How to prove or disprove this number theory proposition?

Question

Problem

Define a function $f(\prod_{i=1}^{n}p _i^{k_i})=\prod_{i=1}^{n}p_i$ where the elements of a sequence $p$ are distinct primes and $k_i \ge 1$. Define the function $$ g(x)= \begin{cases} f(x)+1 & \text{if f(x)=x}\\ f(x) & \text{otherwise} \end{cases} $$ and define the function $$ g(x,y)= \begin{cases} g(x) & \text{if y=1}\\ g(g(x,y-1)) & \text{otherwise} \end{cases} $$ My conjecture is that for any positive integer $x \ge 2$, there is at least one positive integer $y$ such that $g(x,y)=2$. In fact, the number of $y$ s can only be $0$ or $\infty$.

How to prove or disprove this number theory proposition?

Maybe I need explain my function $f$. Here is the value of $f(x)$ at $2 \le x \le 20$ (abscissa is $x$, ordinate is $f(x)$)

$f(x)$ at $2 \le x \le 20$" />

My attempt

If $x$ does not satisfy the proposition, then there can be no multiple of $n^2$ between $x$ and $nx$, where $n$ is a positive integer greater than $1$. (But I'm not quite sure)

Answer 1

the problem can be reformulated as following: Given a number $x$ there exists an $y \in \mathbb{N}$ such that $g^{y}(x)=2$ where $g^{y}$ is the composition of $g$ with itself $y$ times.

If $x$ is not a squarefree integer $g(x)=f(x)$ is a squarefree integer, by the definition of $f(x)$.

Given $4$ consecutive integers one of them has to be divisible by $4$, so there are at most $3$ consecutive squarefree integers.

If $x$ is a squarefree integer $g(x)=x+1$, so at least one between $g(x),g^{2}(x),g^{3}(x)$ or $g^{4}(x)$ is not a squarefree integer.

If $x$ is not a squarefree integer we have $f(x)=g(x) \le \frac{x}{2}$ as $x$ has to be divisible for $p^2$ with $p>2$ prime.

If $x=1,2,4$ $g(x)=2$, if $x=3$ $g^2(x)=2$. So let $x >4$ and define the sequence $\{g_i:=g^{i}(x)\}_{i \ge 1}$ and $g_0=x$. Let $k_0=0$. There exists $k_1 \in \{1,2,3,4,5\}$ such that $2 \le g_{k_1} \le \frac{x}{2}+\frac{k_1-1}{2} < g_{k_0}$ (because $g_{k_0}=x>4$) .

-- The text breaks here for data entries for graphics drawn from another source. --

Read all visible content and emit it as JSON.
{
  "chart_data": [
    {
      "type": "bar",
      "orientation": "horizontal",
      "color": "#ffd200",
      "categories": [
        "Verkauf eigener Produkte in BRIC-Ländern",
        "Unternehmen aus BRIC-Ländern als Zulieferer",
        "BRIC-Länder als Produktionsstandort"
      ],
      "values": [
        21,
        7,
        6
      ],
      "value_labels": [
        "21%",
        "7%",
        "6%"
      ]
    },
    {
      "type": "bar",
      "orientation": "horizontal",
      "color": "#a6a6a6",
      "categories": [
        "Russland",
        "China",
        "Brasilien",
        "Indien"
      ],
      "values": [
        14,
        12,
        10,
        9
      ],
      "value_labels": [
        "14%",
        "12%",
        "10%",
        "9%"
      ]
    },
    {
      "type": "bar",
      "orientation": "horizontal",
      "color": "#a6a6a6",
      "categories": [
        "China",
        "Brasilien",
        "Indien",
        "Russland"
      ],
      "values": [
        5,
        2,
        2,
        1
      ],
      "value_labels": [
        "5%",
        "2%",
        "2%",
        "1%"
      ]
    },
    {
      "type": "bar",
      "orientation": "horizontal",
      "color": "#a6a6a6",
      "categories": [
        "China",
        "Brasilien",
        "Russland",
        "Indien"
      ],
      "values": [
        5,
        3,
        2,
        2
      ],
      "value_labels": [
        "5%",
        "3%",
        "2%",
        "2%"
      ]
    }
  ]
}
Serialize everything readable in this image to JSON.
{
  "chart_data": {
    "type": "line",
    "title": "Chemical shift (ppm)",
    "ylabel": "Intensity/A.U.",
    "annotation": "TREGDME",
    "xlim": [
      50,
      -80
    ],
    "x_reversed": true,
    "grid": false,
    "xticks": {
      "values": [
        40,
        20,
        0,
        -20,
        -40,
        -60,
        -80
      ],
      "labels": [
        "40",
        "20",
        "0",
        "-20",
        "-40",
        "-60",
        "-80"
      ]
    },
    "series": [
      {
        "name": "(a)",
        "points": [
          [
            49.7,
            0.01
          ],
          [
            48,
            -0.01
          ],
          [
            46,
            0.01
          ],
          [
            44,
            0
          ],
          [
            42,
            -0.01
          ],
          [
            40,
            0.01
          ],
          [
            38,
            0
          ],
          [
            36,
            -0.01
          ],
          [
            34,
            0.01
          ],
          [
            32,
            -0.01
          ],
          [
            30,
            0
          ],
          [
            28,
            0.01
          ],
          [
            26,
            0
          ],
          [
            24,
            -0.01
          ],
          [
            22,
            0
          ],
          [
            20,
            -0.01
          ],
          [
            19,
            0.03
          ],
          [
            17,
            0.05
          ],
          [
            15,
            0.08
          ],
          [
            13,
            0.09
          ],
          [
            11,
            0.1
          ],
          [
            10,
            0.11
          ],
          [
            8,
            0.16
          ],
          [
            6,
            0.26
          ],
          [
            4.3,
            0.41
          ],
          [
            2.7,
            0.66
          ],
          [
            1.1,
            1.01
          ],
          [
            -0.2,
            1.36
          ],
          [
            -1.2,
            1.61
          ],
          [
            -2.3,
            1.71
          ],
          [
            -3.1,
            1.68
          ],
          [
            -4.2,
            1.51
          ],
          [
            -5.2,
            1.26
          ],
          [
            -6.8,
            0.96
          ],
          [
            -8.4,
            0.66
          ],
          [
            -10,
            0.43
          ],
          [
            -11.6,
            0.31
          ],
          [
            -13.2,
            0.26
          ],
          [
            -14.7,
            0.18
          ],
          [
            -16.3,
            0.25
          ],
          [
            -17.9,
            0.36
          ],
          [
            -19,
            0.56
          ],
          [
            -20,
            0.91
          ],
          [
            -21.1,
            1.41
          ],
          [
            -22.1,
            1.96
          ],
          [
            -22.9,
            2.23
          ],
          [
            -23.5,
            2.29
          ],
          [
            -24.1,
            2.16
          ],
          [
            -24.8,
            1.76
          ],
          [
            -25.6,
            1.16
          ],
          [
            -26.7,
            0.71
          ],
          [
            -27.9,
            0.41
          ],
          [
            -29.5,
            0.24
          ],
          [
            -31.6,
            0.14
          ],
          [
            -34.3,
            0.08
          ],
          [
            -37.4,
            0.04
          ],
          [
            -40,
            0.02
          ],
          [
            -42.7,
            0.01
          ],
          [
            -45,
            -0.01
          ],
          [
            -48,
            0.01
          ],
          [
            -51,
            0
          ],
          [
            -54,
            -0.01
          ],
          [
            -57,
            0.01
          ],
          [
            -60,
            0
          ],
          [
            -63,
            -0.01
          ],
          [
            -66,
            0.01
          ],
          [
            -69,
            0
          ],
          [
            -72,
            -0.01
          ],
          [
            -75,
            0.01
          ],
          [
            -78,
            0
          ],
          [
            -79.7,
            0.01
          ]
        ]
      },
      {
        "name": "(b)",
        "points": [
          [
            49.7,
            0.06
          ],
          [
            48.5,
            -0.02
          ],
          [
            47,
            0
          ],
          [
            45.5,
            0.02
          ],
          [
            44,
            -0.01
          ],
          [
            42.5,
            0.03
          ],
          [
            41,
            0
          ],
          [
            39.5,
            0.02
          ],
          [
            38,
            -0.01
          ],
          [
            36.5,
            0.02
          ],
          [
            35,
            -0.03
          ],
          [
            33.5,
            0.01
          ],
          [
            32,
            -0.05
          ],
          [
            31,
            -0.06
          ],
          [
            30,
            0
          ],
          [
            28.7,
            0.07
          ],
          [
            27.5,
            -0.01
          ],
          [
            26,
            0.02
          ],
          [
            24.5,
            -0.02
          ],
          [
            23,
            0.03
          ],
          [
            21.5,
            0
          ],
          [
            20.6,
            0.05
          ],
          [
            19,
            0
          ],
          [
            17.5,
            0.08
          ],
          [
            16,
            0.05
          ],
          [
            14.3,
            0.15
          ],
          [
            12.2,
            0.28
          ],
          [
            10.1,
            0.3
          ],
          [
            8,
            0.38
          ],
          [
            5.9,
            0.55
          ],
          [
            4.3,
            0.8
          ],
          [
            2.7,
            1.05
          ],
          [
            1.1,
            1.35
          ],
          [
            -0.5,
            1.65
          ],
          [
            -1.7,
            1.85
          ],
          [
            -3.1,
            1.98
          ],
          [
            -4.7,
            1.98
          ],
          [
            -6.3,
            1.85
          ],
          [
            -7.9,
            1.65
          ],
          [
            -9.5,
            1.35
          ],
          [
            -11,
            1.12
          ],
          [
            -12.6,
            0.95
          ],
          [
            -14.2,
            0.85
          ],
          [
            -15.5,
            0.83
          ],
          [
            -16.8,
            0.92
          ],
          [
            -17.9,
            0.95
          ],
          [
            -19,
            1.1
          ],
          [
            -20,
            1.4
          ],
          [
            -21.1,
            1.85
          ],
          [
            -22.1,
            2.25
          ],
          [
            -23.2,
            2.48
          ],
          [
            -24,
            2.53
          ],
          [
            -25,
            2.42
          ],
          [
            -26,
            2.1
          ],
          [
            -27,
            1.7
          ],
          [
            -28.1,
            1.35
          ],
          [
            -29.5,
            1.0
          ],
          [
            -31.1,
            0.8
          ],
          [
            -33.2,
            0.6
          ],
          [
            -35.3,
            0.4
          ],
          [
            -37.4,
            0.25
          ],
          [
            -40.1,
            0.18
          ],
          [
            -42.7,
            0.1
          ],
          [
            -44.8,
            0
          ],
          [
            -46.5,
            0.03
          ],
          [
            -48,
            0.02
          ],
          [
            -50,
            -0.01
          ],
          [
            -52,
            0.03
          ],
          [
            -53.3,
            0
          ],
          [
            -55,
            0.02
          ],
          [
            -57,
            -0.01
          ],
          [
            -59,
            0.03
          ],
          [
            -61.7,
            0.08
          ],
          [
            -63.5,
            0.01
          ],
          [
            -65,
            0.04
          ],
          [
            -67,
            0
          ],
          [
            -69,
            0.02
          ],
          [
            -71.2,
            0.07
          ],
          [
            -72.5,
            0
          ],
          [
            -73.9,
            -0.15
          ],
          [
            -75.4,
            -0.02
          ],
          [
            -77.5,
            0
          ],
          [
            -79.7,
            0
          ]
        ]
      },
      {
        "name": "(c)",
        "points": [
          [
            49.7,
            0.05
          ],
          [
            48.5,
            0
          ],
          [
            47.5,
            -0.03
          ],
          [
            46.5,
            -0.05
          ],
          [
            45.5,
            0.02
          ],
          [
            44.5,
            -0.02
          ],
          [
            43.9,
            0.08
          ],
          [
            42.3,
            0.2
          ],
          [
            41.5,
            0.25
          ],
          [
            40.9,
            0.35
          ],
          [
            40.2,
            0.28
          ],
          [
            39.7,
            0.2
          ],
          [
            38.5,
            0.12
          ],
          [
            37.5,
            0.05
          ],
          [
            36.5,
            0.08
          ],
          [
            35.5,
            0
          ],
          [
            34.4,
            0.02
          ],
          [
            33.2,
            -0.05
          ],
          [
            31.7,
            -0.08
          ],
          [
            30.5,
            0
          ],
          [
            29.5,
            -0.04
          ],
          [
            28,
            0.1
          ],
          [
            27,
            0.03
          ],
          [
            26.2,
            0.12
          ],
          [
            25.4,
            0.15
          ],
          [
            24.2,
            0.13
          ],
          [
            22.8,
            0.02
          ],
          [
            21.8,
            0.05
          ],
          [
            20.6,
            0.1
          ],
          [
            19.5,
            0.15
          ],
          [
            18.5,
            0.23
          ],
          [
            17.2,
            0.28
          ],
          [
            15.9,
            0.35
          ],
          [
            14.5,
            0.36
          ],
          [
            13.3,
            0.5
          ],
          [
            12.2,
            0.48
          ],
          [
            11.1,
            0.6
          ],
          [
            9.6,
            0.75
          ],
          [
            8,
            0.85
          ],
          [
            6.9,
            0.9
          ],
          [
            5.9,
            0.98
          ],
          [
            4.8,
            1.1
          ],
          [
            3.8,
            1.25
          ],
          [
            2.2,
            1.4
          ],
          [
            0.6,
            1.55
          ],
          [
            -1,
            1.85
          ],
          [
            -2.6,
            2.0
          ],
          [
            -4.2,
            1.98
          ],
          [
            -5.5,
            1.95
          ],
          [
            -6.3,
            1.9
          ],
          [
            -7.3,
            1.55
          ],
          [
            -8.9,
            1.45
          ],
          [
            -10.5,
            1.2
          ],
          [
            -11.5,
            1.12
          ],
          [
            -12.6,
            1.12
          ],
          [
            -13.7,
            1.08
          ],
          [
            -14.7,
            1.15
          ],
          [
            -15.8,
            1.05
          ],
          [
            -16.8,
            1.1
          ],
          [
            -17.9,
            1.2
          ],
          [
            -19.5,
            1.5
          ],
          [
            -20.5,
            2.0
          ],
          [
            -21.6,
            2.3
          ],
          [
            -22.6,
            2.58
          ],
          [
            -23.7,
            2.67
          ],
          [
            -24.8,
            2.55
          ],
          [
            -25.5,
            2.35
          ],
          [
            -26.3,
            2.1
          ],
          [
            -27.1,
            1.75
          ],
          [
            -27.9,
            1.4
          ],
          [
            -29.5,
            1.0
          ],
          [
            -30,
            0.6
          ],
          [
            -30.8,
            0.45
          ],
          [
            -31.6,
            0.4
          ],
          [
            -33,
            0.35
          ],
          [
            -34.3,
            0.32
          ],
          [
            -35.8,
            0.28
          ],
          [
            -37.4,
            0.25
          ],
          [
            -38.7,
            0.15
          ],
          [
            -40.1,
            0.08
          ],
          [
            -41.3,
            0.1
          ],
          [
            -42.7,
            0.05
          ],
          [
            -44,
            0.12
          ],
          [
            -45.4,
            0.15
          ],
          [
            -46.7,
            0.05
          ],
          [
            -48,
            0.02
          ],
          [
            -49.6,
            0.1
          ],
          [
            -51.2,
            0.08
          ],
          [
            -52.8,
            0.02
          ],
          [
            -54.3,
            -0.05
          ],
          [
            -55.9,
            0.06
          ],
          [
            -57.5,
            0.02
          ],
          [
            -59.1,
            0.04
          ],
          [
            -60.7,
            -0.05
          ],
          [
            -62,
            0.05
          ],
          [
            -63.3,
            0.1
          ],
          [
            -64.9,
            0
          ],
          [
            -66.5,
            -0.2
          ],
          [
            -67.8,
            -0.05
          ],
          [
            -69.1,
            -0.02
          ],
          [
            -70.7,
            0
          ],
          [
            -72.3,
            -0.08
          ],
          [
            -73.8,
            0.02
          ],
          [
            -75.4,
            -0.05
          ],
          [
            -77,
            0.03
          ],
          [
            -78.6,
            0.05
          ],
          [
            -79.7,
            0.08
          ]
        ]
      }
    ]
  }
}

By iteration if $g_{k_{n-1}}>2$ there exists $k_n >k_{n-1}$ such that $$ g_{k_n} <g_{k_{n-1}} $$ (if $g_{k_{n-1}}=3$ we can choose $k_n=k_{n-1}+2$, if $g_{k_{n-1}}=4$ we can choose $k_n=k_{n-1}+1$. If $g_{k_{n-1}}>4$ we can choose $k_n$ by the same procedure as we have chosen $k_1$)

So the subsequence $\{g_{k_n}\}_{n \in \mathbb{N}}$ is a decreasing sequence and its infimum is $2$.

By the monotone convergence theorem we have $$ \lim_{n} g_{k_n}=\lim_n g^{k_n}(x)=2 $$ So there exists $N$ such that for any $n \ge N$ $$ |g^{k_n}(x)-2| < 1 $$ As $g^{k_n}(x)$ is an integer this implies that $g^{k_n}(x)=2$.